Especial Francisco di Franco
Cio, Uma Verdadeira História de Amor
Direção: Fauzi Mansur
Brasil, 1971.
Por Sérgio Andrade
A primeira vez que Paulo viu Darci foi num posto de gasolina na estrada, onde ele parou para abastecer. Ao tirar fotos de migrantes nordestinos num caminhão, ele percebe a figura daquele garoto de ar triste, mas determinado.
Paulo é um homem bem sucedido, projetista de automóveis, noivo de uma moça milionária e amante de uma bela mulher.
Darci, um garoto dos seus 14 anos, saiu de uma pequena fazenda do interior da Paraíba onde os pais trabalhavam na extração do sisal. Após a desestruturação da família (o irmão mais novo morreu, a mãe foi expulsa de casa por adultério e o pai faleceu devido às péssimas condições de trabalho e um ferimento não curado na perna), ele se mudou para São Paulo para trabalhar como engraxate. Extremamente tímido, tem vergonha de se trocar na frente dos outros e recusa aproximações sexuais de mulheres e de gays.
O destino volta a reuni-los quando Darci, após ser expulso da Praça da Sé, vai engraxar sapatos na empresa automobilística em que Paulo trabalha. O que começou como amizade vai se encaminhando para outra coisa, na medida em que Paulo passa a ter cada vez mais necessidade da presença de Darci, a ponto de se tornar seu tutor, dar-lhe um emprego na empresa e levá-lo para morar em seu apartamento. O jovem lhe desperta um sentimento que até então ele desconhecia. Logo começam os comentários dos amigos, da noiva, da amante. O filme trata de duplo preconceito: do homossexualismo e da pedofilia.
Fauzi Mansur, vindo de veículos para o humor de Ankito, Mario Alimari, Dedé Santana e Renato Aragão, surpreendeu meio mundo ao apresentar este seu primeiro drama adulto. Um filme com essa temática conseguiria ser realizado hoje? Dificilmente.
A bela música de Dick D’Anello tornou-se clássica.

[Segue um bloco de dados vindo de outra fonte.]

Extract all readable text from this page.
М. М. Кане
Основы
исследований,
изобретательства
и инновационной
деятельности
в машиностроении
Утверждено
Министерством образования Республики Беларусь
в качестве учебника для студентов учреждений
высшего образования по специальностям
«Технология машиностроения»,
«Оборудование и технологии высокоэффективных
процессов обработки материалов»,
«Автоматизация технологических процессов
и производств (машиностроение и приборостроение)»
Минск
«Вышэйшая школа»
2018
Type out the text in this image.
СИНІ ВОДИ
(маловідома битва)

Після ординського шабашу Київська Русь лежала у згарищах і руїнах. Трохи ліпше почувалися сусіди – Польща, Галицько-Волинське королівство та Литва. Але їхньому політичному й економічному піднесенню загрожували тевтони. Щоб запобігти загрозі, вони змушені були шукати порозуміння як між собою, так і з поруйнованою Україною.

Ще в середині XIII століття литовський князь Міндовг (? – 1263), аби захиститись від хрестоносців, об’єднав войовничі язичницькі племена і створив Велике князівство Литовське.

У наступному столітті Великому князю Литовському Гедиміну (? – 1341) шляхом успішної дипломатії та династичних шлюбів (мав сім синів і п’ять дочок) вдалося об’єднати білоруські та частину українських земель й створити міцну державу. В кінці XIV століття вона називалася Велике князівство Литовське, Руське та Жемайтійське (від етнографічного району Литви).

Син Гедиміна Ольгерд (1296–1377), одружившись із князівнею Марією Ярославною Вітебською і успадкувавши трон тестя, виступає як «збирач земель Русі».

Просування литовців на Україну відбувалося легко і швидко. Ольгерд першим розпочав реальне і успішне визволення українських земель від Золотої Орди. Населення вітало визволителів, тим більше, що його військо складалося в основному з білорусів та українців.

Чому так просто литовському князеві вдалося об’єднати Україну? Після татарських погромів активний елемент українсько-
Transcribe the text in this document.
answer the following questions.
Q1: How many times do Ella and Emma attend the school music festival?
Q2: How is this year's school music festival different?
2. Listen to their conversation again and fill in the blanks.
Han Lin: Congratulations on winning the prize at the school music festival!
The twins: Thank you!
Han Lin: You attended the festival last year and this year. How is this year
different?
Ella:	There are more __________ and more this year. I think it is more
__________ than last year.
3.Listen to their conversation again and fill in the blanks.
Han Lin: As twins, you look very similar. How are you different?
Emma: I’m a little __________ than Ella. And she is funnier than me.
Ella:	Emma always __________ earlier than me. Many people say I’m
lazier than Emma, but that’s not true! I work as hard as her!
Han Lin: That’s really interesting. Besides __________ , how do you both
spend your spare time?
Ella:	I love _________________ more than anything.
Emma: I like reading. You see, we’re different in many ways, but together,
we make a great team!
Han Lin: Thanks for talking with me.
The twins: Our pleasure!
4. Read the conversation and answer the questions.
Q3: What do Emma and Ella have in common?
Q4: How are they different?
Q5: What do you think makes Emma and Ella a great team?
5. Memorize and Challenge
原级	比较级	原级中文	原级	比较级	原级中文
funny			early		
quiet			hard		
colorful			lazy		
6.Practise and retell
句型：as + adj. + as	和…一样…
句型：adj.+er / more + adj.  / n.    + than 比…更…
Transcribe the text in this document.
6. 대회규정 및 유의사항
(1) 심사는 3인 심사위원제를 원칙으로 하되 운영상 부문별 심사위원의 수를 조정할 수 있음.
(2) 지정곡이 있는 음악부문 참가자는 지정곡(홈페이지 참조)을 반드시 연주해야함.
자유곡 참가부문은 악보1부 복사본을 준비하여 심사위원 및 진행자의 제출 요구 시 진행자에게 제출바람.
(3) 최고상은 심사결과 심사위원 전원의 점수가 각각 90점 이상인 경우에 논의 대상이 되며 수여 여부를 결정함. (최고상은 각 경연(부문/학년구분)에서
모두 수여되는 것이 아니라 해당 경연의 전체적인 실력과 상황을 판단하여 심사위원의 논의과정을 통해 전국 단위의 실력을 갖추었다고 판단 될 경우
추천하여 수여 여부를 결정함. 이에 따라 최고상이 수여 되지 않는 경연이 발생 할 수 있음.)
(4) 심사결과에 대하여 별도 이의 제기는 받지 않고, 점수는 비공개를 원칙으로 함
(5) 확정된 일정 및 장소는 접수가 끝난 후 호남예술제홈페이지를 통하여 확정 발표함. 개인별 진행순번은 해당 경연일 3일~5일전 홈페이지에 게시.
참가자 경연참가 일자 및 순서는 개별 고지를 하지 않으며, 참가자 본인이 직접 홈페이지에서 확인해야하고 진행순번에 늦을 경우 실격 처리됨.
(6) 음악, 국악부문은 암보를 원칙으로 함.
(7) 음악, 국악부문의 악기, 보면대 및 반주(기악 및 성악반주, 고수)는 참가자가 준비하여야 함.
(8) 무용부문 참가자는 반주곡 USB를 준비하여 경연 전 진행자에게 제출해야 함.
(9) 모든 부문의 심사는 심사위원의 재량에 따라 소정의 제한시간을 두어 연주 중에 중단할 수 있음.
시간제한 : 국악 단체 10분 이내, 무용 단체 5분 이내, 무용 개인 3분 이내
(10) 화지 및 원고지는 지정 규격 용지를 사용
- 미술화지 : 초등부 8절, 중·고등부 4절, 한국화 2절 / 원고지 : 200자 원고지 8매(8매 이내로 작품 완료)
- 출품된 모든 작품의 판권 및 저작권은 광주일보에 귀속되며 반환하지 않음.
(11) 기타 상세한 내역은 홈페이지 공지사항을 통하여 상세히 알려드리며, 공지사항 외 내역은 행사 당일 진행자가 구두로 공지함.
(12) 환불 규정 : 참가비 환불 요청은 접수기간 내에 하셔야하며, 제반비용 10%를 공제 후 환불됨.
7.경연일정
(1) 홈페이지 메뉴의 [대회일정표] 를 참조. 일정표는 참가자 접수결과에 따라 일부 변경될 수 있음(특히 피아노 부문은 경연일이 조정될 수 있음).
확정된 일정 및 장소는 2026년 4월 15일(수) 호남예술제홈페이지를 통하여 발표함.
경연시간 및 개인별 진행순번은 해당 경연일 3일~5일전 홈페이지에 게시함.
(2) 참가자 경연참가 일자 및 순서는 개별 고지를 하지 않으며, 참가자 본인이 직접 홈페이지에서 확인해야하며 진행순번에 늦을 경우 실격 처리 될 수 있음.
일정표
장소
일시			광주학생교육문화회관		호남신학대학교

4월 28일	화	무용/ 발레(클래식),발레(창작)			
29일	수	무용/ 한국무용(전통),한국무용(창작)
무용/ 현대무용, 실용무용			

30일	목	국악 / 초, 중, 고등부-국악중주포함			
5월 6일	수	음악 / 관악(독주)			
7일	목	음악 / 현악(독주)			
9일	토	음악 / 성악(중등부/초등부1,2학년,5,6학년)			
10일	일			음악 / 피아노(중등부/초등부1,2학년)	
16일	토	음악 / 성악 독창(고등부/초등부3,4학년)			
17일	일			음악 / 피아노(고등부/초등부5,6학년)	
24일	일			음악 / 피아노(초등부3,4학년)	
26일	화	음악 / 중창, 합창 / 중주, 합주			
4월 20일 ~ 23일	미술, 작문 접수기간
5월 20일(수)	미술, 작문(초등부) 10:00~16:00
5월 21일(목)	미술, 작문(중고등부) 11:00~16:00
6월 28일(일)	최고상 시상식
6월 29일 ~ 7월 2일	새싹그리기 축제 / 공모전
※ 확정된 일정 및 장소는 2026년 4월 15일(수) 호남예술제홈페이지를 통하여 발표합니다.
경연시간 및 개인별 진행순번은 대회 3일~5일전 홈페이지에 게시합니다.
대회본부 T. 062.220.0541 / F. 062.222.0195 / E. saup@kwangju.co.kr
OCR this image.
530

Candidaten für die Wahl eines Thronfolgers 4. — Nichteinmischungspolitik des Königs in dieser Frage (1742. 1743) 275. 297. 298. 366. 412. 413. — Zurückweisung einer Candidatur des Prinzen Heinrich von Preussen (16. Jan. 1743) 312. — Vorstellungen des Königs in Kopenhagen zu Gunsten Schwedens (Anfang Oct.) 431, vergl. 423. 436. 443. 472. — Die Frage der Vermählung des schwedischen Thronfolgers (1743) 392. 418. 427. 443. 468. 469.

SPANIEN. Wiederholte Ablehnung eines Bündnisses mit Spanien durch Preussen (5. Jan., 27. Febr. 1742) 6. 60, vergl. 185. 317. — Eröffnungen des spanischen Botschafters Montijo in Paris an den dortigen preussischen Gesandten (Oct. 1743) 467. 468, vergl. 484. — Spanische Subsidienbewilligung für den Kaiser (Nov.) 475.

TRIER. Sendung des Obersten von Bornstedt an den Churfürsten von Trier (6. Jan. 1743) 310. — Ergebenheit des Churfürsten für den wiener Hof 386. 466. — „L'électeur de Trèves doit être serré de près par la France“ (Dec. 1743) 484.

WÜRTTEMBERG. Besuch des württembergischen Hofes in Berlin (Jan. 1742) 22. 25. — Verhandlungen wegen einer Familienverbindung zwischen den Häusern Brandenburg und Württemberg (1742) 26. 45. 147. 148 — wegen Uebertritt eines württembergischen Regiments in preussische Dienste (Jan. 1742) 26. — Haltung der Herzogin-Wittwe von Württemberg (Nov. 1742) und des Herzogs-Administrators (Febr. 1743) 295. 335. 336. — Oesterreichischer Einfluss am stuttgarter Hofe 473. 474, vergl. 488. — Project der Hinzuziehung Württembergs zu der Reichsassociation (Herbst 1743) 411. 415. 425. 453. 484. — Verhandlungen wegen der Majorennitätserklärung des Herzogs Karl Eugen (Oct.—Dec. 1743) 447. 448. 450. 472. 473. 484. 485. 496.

A fotografia é do grande Cláudio Portioli com assistência de Antonio Meliande e a montagem orgânica, utilizando o flashback de modo bem criativo, é do próprio Fauzi, assim como o roteiro, com argumento de Luiz Castelini e Salatiel Coelho.
Francisco di Franco transmite toda a angústia e fragilidade de Paulo, um machão pego de surpresa na armadilha do desejo, vivendo uma paixão obsessiva por um garoto, assumindo essa condição e enfrentando os preconceitos.
A grande revelação (?) – como falar de revelação em um filme feito há quarenta anos? – é a atriz Vera Lúcia, que não sei se tinha feito alguma coisa antes ou fez algo depois, mas aqui teve uma atuação antológica, digna de figurar em qualquer lista das maiores interpretações femininas de nosso cinema.
A única coisa a lamentar é o final abrupto, insatisfatório, passando a sensação de piada velha, sexista e não das mais engraçadas.